An alleyway unfurled along the synagogue’s south side, ending at a wide set of ten steps that in turn ran up to the shuttered shops of Pařížská Street. Heap wondered if Nine was headed there, to tidy up at one of the boutiques.
Instead she went left at the foot of the steps, disappearing behind the synagogue. Heap crept along the alley in crepe-soled shoes, reaching the steps and stealing a glance.
She stood on a small cobbled terrace, facing the rear of the synagogue, into which was set an arched iron door, rudely studded. A trio of rubbish bins constituted the exterior decor. She had flapped open the white cloth and was tying it around her waist: yet another apron. Heap smiled to imagine her closet, nothing but aprons in every color. So many secret identities she had, each more wretched than the last.
She picked up the feather duster from where she’d laid it, against the wall. She shook it out. Shook her head, as well, as if banishing drowsiness.

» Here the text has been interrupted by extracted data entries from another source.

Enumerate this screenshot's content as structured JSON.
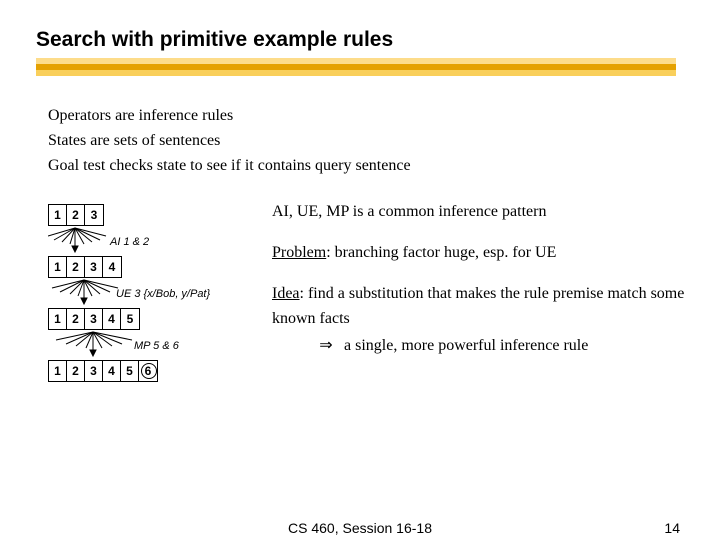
{
  "title": "Search with primitive example rules",
  "intro": {
    "l1": "Operators are inference rules",
    "l2": "States are sets of sentences",
    "l3": "Goal test checks state to see if it contains query sentence"
  },
  "diagram": {
    "states": [
      {
        "cells": [
          "1",
          "2",
          "3"
        ],
        "circled": -1
      },
      {
        "cells": [
          "1",
          "2",
          "3",
          "4"
        ],
        "circled": -1
      },
      {
        "cells": [
          "1",
          "2",
          "3",
          "4",
          "5"
        ],
        "circled": -1
      },
      {
        "cells": [
          "1",
          "2",
          "3",
          "4",
          "5",
          "6"
        ],
        "circled": 5
      }
    ],
    "steps": [
      "AI 1 & 2",
      "UE 3 {x/Bob, y/Pat}",
      "MP 5 & 6"
    ]
  },
  "right": {
    "p1": "AI, UE, MP is a common inference pattern",
    "p2_label": "Problem",
    "p2_rest": ": branching factor huge, esp. for UE",
    "p3_label": "Idea",
    "p3_rest": ": find a substitution that makes the rule premise match some known facts",
    "p3_tail": " a single, more powerful inference rule",
    "arrow": "⇒"
  },
  "footer": {
    "center": "CS 460,  Session 16-18",
    "page": "14"
  }
}
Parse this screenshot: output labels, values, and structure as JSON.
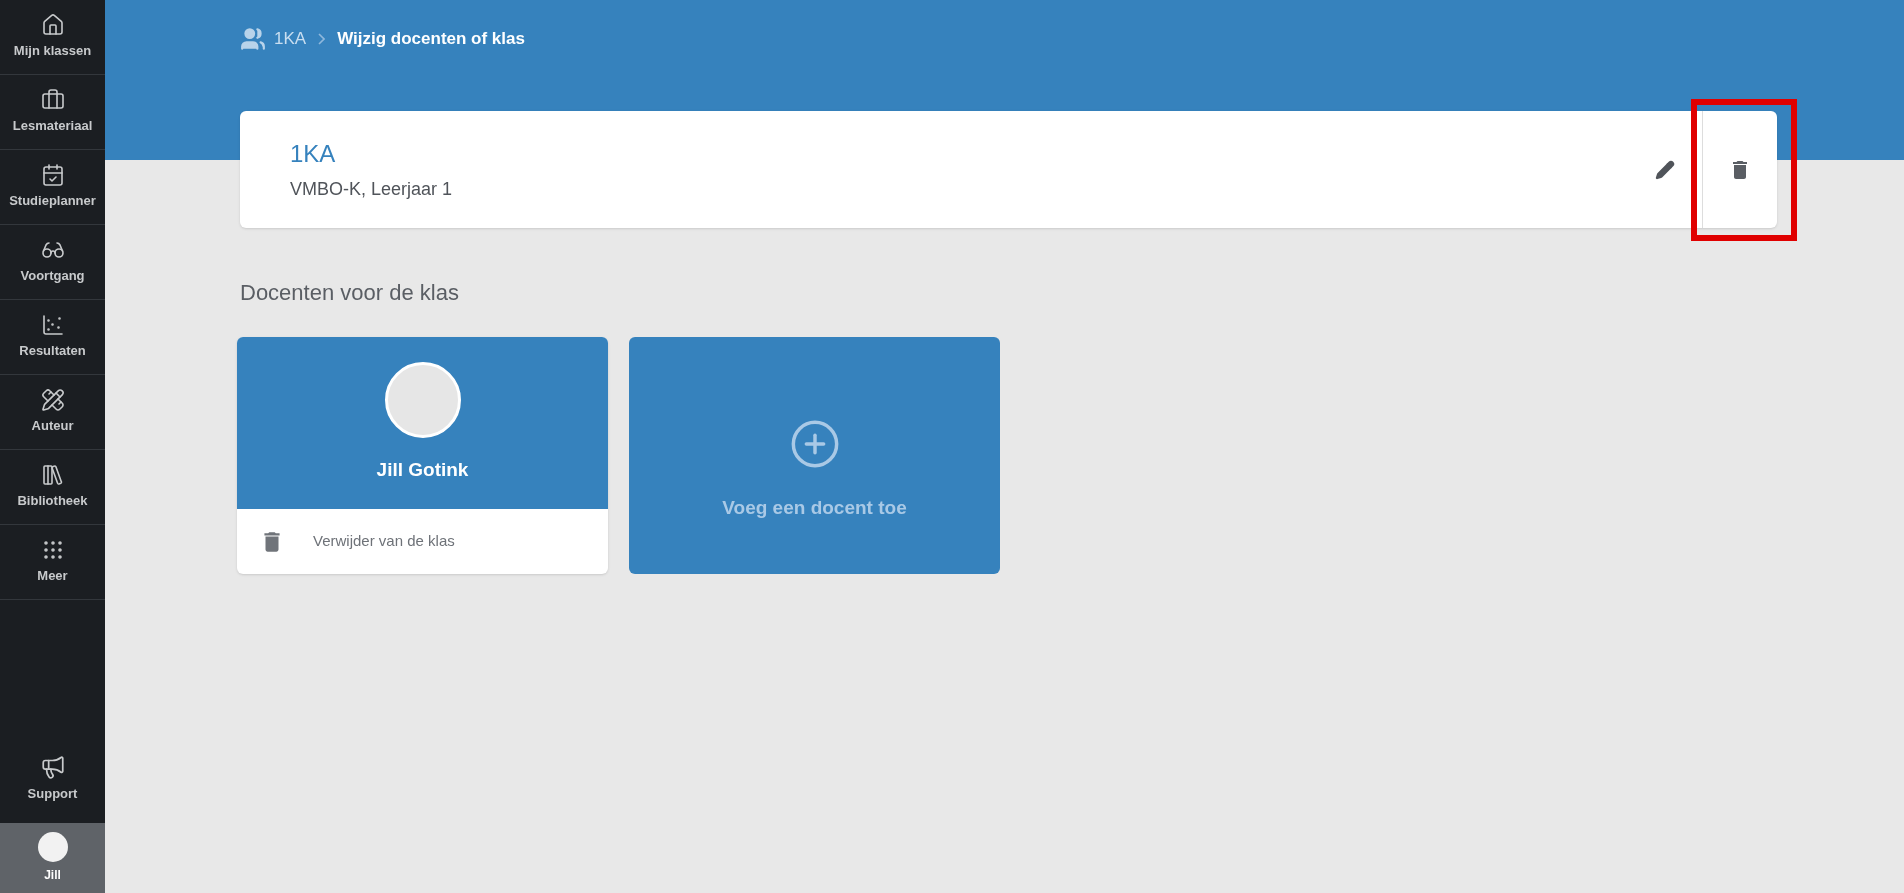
{
  "sidebar": {
    "items": [
      {
        "label": "Mijn klassen"
      },
      {
        "label": "Lesmateriaal"
      },
      {
        "label": "Studieplanner"
      },
      {
        "label": "Voortgang"
      },
      {
        "label": "Resultaten"
      },
      {
        "label": "Auteur"
      },
      {
        "label": "Bibliotheek"
      },
      {
        "label": "Meer"
      }
    ],
    "support": {
      "label": "Support"
    },
    "user": {
      "label": "Jill",
      "selected": true
    }
  },
  "breadcrumb": {
    "items": [
      "1KA",
      "Wijzig docenten of klas"
    ]
  },
  "class_card": {
    "title": "1KA",
    "subtitle": "VMBO-K, Leerjaar 1",
    "delete_highlighted": true
  },
  "section_title": "Docenten voor de klas",
  "teachers": [
    {
      "name": "Jill Gotink",
      "remove_label": "Verwijder van de klas"
    }
  ],
  "add_teacher": {
    "label": "Voeg een docent toe"
  }
}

Industrious little charwoman . Two full-time jobs and now this.
Who said the work ethic was dead?
He might have taken her right then, but a duet of drunken laughter came bounding along Pařížská, and Heap continued slowly up the steps, watching the girl peripherally.
She withdrew a key from her jeans and let herself into the synagogue through the iron door. The lock clanked.
He took up a vigil beneath a lamppost, opposite the synagogue’s dark visage. A series of metal rungs in the brick ran up to a second arched door, a shabby wooden echo of the iron one, thirty-five feet off the ground and opening illogically onto thin air.
The garret. Did you know? There, the world-famous (according to whom, Heap wondered) Rabbi Loew had conjured the golem, a mythical mud-creature who roamed the ghetto, protecting its inhabitants. The selfsame rabbi had a statue of himself in a grand square, he did. While following the girl, Heap had pretended to stop and take its picture.